A principal exigência da carta é que o IBAMA reveja a implementação do Plano, garantindo um processo de consulta ampla, livre e informada, e reafirmando que a educação ambiental crítica, o monitoramento participativo e a governança territorializada são “conquistas históricas e inegociáveis”. Acesse a carta na íntegra, aqui.


A mesa “Mosaico de Soluções: Povos e Comunidades e suas Tecnologias Ancestrais de Defesa do Território e Promoção do Bem Viver” apresentou exemplos de resistência, autonomia e autogestão. Ariana Rosa dos Santos, moradora do Território Quilombola Brejão dos Negros (SE), declamou. E lembrou daqueles que perfuram o chão com falsas promessas: “Dizem: Isso vai gerar emprego para essa população, mas sabemos a verdade: que toda essa engrenagem vai matar esse mundão (...) Não venha poluir o meu solo…” 
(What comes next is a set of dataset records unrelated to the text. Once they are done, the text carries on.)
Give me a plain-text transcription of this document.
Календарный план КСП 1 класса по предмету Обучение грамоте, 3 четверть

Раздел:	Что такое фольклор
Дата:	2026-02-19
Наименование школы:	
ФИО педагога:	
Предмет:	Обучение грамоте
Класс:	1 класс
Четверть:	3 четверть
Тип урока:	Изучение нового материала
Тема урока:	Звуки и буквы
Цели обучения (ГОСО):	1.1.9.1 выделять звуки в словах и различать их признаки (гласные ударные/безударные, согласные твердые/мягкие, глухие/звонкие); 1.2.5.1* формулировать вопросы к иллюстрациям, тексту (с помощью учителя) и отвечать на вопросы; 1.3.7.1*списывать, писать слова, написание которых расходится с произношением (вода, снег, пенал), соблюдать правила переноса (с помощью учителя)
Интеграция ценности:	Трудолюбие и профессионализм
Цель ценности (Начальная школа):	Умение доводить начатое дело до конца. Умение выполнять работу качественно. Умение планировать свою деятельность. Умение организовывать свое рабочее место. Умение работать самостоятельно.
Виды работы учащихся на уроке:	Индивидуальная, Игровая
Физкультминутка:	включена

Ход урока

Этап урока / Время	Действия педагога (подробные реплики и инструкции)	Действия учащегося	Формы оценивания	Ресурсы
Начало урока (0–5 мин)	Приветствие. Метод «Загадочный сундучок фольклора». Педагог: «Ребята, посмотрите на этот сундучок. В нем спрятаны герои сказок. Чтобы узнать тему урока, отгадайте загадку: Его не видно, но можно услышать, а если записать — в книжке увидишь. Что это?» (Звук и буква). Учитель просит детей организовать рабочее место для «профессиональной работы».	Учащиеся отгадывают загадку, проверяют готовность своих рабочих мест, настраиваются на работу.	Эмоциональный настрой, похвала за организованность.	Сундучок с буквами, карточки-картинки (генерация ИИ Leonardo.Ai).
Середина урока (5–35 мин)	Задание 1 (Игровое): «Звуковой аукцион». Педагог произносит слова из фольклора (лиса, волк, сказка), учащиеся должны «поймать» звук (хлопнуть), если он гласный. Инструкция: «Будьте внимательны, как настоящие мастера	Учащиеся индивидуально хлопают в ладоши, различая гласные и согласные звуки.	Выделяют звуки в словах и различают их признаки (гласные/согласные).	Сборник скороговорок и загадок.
O Movimento dos Trabalhadores Rurais sem Terra (MST), anfitrião do evento, celebrou a conquista das 77 mulheres quilombolas do Povoado de Alagamar, em Pirambu (SE), que organizam e gerenciam a verba captada via edital que possibilitou a criação de uma agroindústria de polpa de mangaba. No fim do quarto dia, o ‘Banquetaço’ da Cozinha das Tradições abrilhantou o jantar, embalado pelo Samba coletivo e pelo Quilombatuque. E a Plenária final celebrou a Aliança Nacional dos Povos Tradicionais Guardiões da Mata Atlântica. E consolidou a união dos fóruns dos PCTs do Brasil. 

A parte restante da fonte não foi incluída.